Given tiny scraps of DNA (found in hair follicles, saliva, or bloodstains), one might be able to determine not just the person’s hair color, eye color, ethnicity, height, and medical history, but perhaps also his face. Today, police artists can mold an approximate sculpture of a victim’s face using only the skull. In the future, a computer might be able to reconstruct a person’s facial features given just some dandruff or blood from that person. (The fact that identical twins have remarkably similar faces means that genetics alone, even in the presence of environmental factors, can determine much of a person’s face.)
    VISIT TO THE DOCTOR
    As we mentioned in the previous chapters, your visit to the doctor’s office will be radically changed.

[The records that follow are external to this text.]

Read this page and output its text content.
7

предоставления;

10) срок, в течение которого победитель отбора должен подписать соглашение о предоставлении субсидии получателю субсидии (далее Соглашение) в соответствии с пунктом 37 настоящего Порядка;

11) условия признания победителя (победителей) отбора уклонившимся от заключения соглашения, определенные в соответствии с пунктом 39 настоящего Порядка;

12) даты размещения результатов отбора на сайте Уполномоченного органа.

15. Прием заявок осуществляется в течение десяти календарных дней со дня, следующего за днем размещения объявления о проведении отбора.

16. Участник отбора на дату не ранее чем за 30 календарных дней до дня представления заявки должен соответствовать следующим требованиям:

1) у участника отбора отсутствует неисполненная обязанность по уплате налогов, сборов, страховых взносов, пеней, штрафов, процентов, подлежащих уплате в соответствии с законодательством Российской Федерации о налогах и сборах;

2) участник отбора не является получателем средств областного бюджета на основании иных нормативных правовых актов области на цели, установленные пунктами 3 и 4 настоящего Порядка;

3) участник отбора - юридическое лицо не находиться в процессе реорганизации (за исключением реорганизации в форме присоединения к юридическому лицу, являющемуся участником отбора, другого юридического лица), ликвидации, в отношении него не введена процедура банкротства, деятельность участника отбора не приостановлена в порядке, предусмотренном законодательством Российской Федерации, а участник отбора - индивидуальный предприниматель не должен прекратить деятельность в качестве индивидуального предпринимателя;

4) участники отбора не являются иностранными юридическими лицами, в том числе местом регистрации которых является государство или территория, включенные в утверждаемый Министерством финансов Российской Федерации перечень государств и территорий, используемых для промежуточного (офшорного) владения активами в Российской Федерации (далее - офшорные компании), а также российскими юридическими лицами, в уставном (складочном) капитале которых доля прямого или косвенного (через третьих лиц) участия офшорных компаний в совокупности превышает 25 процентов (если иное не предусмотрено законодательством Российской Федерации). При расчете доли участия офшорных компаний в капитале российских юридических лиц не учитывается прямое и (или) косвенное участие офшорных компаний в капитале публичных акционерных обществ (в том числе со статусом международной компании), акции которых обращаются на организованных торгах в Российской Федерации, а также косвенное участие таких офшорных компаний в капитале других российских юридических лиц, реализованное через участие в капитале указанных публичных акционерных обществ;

When you talk to the doctor in your wall screen,you will probably be talking to a software program. Your bathroom will have more sensors than a modern hospital, silently detecting cancer cells years before a tumor forms. For example, about 50 percent of all common cancers involve a mutation in the gene p53 that can be easily detected using these sensors.
    If there is evidence of cancer, then nanoparticles will be injected directly into your bloodstream, which will, like smart bombs, deliver cancer-fighting drugs directly to the cancer cells. We will view chemotherapy today like we view leeches of the past century. (We will discuss the details of nanotechnology, DNA chips, nanoparticles, and nanobots in more detail in the next chapter.)
    And if the “doctor” in your wall screen cannot cure a disease or injury to an organ, you will simply grow another. In the United States alone, there are 91,000 people awaiting an organ transplant. Eighteen die every day, waiting for an organ that never comes.
    If your virtual doctor finds something wrong, such as a diseased organ, then he might order a new one to be grown directly from your own cells.“Tissue engineering” is one of the hottest fields in medicine, making possible a “human body shop.” So far, scientists can grow skin, blood, blood vessels, heart valves, cartilage, bone, noses, and ears in the lab from your own cells. The first major organ, the bladder, was grown in 2007, the first windpipe in 2009. So far, the only organs that have been grown are relatively simple, involving only a few types of tissues and few structures. Within five years, the first liver and pancreas might be grown, with enormous implications for public health. Nobel laureate Walter Gilbert told me that he foresees a time, just a few decades into the future, when practically every organ of the body will be grown from your own cells.